Leo partially disputes O’Flaherty’s account. He writes in his affidavit that O’Flaherty was responsible for compiling the 2008 search results, but that she – not him – was responsible for forwarding the findings to outside counsel. He says he believes the 2007 emails were not intentionally omitted, “but instead were either not located during prior searches or not included with other materials designated for production. In either case, I believe this to have been inadvertent on the part of Eaton.”
Leo said that he was told by O’Flaherty and other lawyers inside and outside of Eaton that they had performed manual searches of their emails in 2008. Leo adds that he believes it inaccurate to label the information as having been withheld. He rejects the assertion included in Latham’s report that he directed Eaton’s IT team not to search PST (or email) files during the hard drive scans in 2008.
Leo and O’Flaherty’s affidavits were each dated May 16, one day before McGuire’s affidavit said they were fired.
Michael Schaalman, Eaton’s outside counsel, said his office’s IT team searched his hard drive and that of others who would have potentially had material related to Peters and DeLaughter. Schaalman acknowledges in his affidavit that it’s possible the newly discovered emails were sent to him but deleted before the 2008 search. Schaalman’s office, he writes, has a policy to automatically delete emails that are more than 60 days old, unless they have been manually archived.

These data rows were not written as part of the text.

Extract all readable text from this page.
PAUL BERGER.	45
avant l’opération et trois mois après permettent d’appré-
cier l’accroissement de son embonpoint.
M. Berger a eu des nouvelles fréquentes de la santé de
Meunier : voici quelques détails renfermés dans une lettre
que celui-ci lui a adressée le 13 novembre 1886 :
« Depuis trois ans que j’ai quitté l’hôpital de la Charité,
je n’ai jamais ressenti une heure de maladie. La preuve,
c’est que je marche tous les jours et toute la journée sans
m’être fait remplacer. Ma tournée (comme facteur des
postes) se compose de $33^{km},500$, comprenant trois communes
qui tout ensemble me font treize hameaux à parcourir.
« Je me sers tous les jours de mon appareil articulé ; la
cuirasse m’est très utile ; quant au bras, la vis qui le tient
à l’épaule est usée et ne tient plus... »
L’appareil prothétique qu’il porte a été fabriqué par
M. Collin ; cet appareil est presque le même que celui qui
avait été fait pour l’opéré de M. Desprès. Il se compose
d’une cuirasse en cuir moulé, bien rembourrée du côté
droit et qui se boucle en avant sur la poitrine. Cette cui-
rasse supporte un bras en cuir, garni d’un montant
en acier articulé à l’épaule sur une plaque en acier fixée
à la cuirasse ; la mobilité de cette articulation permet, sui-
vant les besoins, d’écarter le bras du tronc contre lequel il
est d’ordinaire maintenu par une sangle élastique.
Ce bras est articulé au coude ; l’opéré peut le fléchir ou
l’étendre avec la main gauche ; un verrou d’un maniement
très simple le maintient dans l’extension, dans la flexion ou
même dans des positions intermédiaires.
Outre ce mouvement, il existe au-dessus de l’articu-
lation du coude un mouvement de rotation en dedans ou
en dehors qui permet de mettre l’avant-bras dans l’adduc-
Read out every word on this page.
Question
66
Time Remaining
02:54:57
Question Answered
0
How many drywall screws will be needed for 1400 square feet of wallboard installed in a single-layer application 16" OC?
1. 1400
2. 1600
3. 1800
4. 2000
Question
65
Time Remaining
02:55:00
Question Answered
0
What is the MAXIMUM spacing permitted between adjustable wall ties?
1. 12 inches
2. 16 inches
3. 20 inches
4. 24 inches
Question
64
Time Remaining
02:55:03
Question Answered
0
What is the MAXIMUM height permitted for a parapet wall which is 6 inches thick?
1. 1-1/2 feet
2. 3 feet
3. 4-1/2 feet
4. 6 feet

Eaton CEO Alexander Cutler’s affidavit goes beyond the recounting of events, and praises the company’s Jackson facility, which has been in operation more than 50 years, for its contributions to the company.
He laments the newly discovered emails having gone unnoticed since 2008. “I have learned sufficient information thus far to cause me to believe that Eaton’s high standards were not met with respect to its obligations to the Court and opposing parties in this case to search for and produce documents responsive to discovery requests and court orders during 2008 and 2009,” he said.
Ohio-based Eaton and North Carolina-based Triumph Group (formerly known as Frisby Aerospace) have been tangled in trade secret litigation since 2004. Eaton originally sued Frisby, claiming that five former employees had stolen trade secrets after they left the Jackson aerospace facility and took jobs at Frisby.
Former Hinds County Circuit Judge Wert Yerger dismissed the case in late 2010 after he ruled that Eaton had hired Peters to improperly influence DeLaughter, who presided over the case then. Eaton has repeatedly denied that assertion. The litigation currently survives in the form of a counter-claim Frisby is pursuing. Eaton has also appealed to the Mississippi Supreme Court, asking it to restore the original litigation. That appeal is currently pending.
Lawyers for Frisby filed last month with the high court a motion to stay the appeal pending the resolution of the new findings in the case at the circuit court level. In that motion, Frisby lawyers said the emails and documents having gone undiscovered in 2008 and 2009 could not have happened by accident, as Eaton officials claim in their affidavits.
Peters and DeLaughter were involved in the Scruggs judicial bribery scandal, with Peters receiving immunity from prosecution. DeLaughter did not receive immunity, and served 18 months in federal prison after pleading guilty to obstruction of justice. He was released in April 2011.